Many lenders adjust loan tenure instead of EMIs, quietly increasing the total interest paid

- Ananya Grover

The year 2025 proved highly significant for those tracking interest rates, as the Reserve Bank of India embarked on its most aggressive easing cycle since 2019. Over the course of four policy meetings, the central bank reduced the repo rate by a total of 1.25 percentage points, bringing it down to 5.25%. Since then, the rate has remained unchanged.

For borrowers who had taken floating-rate home loans from banks, this came as a much-needed relief after they had faced a sharp rise in borrowing costs following RBI's 2.25% rate hike between May 2022 and February 2023. But for those who took loans from non-banking financial companies (NBFCs), rate transmission has been weaker than in bank loans.

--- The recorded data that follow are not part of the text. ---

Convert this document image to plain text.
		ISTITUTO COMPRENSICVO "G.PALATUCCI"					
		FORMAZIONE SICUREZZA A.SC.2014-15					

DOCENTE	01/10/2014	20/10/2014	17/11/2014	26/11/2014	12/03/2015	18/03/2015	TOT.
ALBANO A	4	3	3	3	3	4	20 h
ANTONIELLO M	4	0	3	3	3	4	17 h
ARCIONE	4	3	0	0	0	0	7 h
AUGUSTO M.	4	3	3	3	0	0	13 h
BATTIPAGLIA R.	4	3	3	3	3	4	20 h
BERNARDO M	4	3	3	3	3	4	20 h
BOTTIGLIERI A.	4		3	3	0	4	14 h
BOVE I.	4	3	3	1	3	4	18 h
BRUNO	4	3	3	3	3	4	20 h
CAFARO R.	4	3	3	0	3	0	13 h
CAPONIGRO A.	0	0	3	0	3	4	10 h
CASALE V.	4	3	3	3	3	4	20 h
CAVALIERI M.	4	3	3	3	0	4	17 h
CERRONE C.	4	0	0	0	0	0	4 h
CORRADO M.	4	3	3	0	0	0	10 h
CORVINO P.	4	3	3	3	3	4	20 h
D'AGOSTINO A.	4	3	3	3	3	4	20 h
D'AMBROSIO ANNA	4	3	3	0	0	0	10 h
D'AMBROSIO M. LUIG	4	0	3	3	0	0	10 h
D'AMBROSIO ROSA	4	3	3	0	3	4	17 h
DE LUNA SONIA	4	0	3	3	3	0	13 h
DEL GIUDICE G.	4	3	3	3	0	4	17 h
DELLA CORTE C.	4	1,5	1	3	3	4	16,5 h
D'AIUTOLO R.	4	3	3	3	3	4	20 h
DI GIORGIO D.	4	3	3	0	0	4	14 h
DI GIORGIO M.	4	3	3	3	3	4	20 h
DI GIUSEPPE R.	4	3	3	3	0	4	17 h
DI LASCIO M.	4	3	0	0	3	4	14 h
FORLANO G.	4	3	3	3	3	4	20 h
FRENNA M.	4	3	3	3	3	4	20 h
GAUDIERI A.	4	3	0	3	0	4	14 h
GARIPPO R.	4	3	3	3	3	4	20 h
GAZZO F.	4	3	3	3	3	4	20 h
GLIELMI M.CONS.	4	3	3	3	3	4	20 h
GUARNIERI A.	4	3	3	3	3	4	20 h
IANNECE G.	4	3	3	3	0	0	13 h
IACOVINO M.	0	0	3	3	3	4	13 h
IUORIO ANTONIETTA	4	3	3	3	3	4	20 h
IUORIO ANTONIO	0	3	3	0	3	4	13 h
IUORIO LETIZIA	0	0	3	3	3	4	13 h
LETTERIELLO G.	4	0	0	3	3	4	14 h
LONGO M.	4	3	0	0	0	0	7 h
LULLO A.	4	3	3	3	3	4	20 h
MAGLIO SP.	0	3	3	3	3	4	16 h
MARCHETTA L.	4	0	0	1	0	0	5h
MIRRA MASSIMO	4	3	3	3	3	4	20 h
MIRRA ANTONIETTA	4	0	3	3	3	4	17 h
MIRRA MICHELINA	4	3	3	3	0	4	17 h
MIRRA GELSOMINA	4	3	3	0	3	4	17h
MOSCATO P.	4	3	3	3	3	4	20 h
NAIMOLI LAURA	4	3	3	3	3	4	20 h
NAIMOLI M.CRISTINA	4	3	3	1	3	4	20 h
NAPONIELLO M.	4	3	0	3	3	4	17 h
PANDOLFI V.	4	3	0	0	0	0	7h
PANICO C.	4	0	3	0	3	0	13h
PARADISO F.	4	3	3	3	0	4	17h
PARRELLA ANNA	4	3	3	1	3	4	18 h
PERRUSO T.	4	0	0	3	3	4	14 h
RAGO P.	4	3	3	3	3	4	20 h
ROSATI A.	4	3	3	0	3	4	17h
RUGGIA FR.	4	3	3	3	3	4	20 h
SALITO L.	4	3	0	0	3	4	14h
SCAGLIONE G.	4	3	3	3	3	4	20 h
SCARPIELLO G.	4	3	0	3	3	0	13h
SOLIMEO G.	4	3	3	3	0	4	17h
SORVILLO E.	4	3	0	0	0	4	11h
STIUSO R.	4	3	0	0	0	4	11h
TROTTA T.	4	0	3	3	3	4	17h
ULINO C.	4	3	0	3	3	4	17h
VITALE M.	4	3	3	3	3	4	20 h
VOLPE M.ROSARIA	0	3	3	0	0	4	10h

Mint spoke to home loan borrowers from banks and NBFCs to understand their experiences.

Who should consider NBFCs

NBFCs and housing finance companies (HFCs) fill the gap in access to credit and service the segment that banks don't fund, said Jagadeesh Mohan, founder of financial services firm EMI Saver. These are suitable if you are buying a property in gram panchayat areas, are self-employed or have irregular income, need faster loan approvals, and have lower credit score.

Their lending rates are usually higher because they mostly can’t accept public deposits, so they raise funds through bond market and bank loans, a cost passed on to borrowers.

As a result, NBFC loans are typically not linked to external benchmarks such as the RBI's repo rate. Instead, they often rely on internal benchmarks such as the prime lending rate (PLR). This means changes in RBI rates do not immediately reflect in NBFC loan rates.